Specific AI Techniques

Several AI techniques are utilized in this process, including prompt engineering, fine-tuning, and chain-of-thought processing^[2]. Prompt engineering involves crafting prompts that clearly define the problem and expected output^[2]. Fine-tuning allows the model to learn specific patterns of a target output type^[2]. Implicit in this is the tone, the style, and the vocabulary expected in the humor^[2]. Chain-of-thought processing helps models by explicitly detailing the steps^[2]. Chains are used to separate stages of the humor generation process^[2]. An observation stage makes implicit information in images explicit, similar to the spirit of chain-of-thought and thought experiments^[2].
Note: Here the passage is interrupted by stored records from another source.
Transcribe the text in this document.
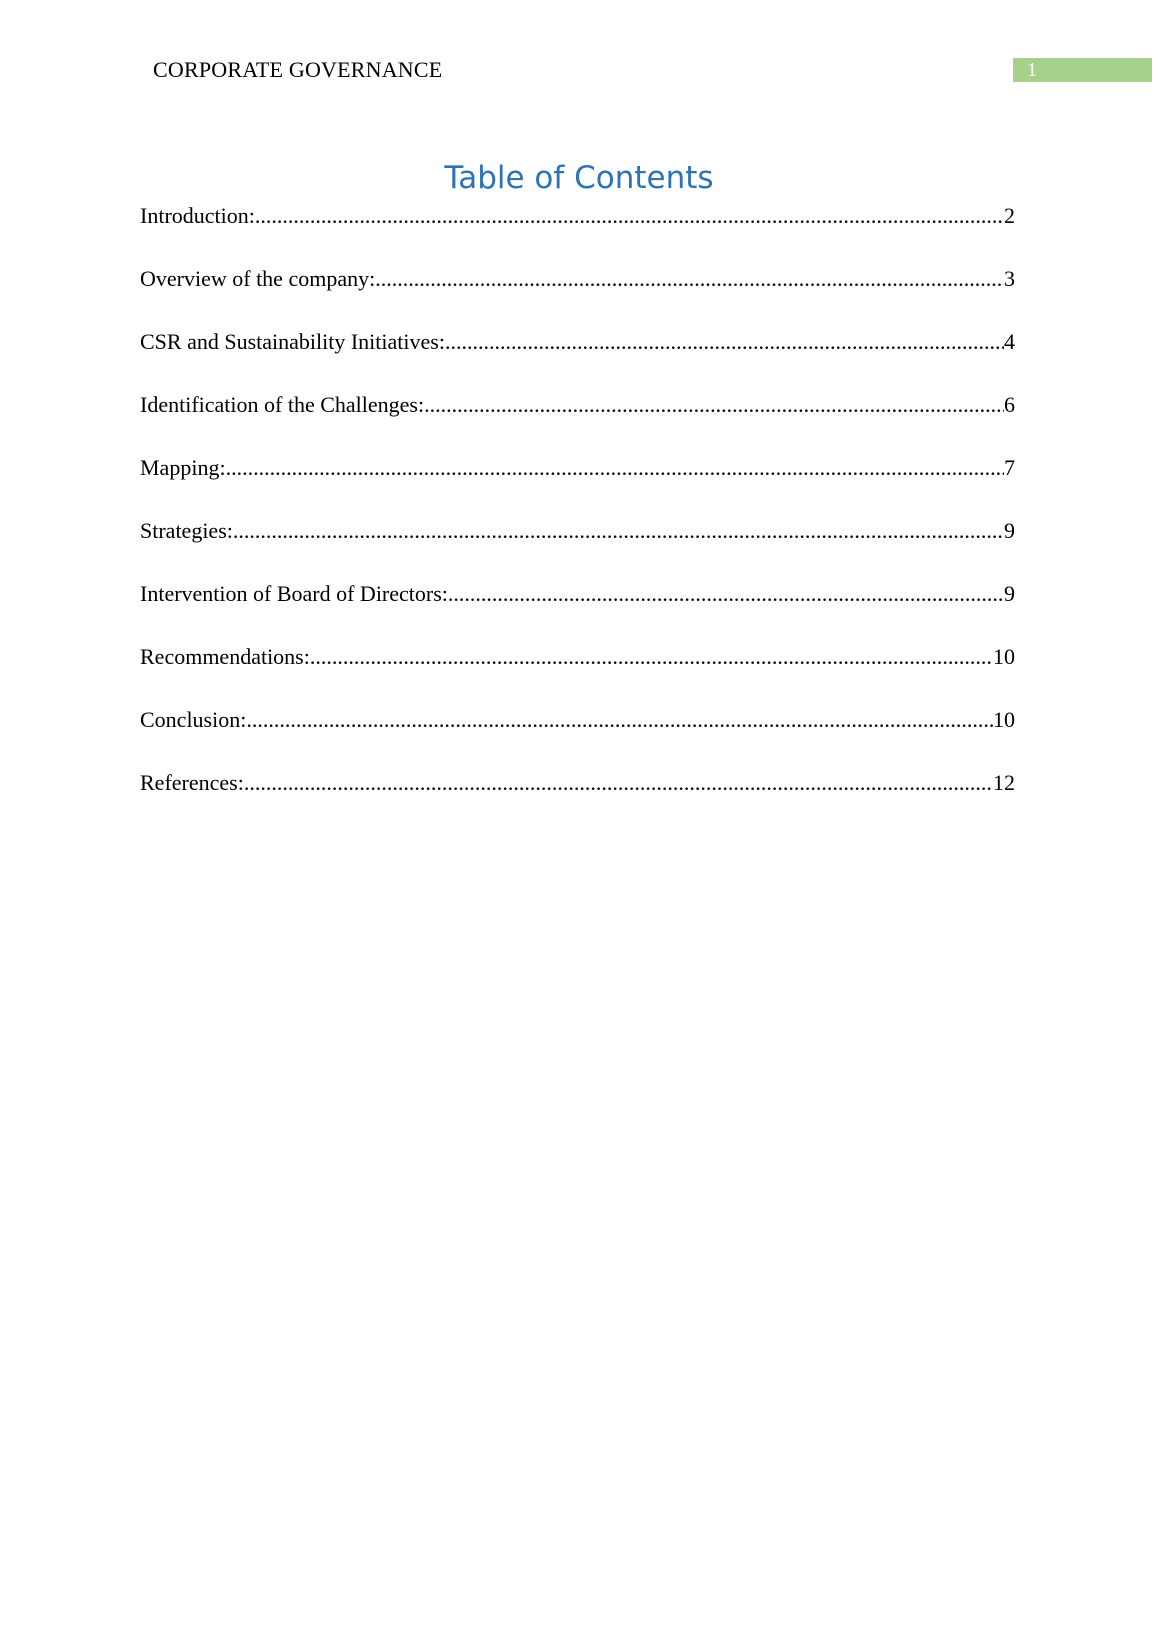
CORPORATE GOVERNANCE	1
Table of Contents
Introduction: .....	2
Overview of the company: .....	3
CSR and Sustainability Initiatives: .....	4
Identification of the Challenges: .....	6
Mapping: .....	7
Strategies: .....	9
Intervention of Board of Directors: .....	9
Recommendations: .....	10
Conclusion: .....	10
References: .....	12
Utilizing User Preferences & Cultural Nuance

How to Write Comedy Using AI Writing Tools? — Image from: allaboutai.com

AI models can analyze user preferences, interests, and even their sense of humor to generate tailored jokes^[1]. One approach to achieving this personalization is by leveraging collaborative filtering techniques, which are commonly used in recommendation systems^[1]. This involves identifying users with similar tastes and recommending jokes that have been enjoyed by those users^[1]. By combining state-of-the-art AI techniques with a deep understanding of human psychology and humor, AI-generated comedy is revolutionizing the way we create and consume humor^[1]. Cultural context also plays a significant role with Wu et al. (2024) revealing significant differences in humor perception between Western and Eastern cultures^[3].

Challenges and Considerations

When Robots Make Us Laugh: The Emergence of AI-Generated Humor — Image from: riseoftherobots.ai

Can AI help humans be funnier? — Image from: acs.org.au

Despite advancements, AI-generated humor faces challenges, including the need for ethical considerations and the difficulties in replicating human-like social skills^[2]^[1]. Ensuring inclusive and non-offensive humor is critical, as AI models are trained on large datasets that may contain biased or offensive content^[1]. Intellectual property and joke ownership also become complex as AI-generated humor gains prominence^[1]. As AI models improve, they may have the potential to both disingenuously create human bonding and to augment human’s ability to bond, carrying the potential to change the nature of human trust and communication^[2].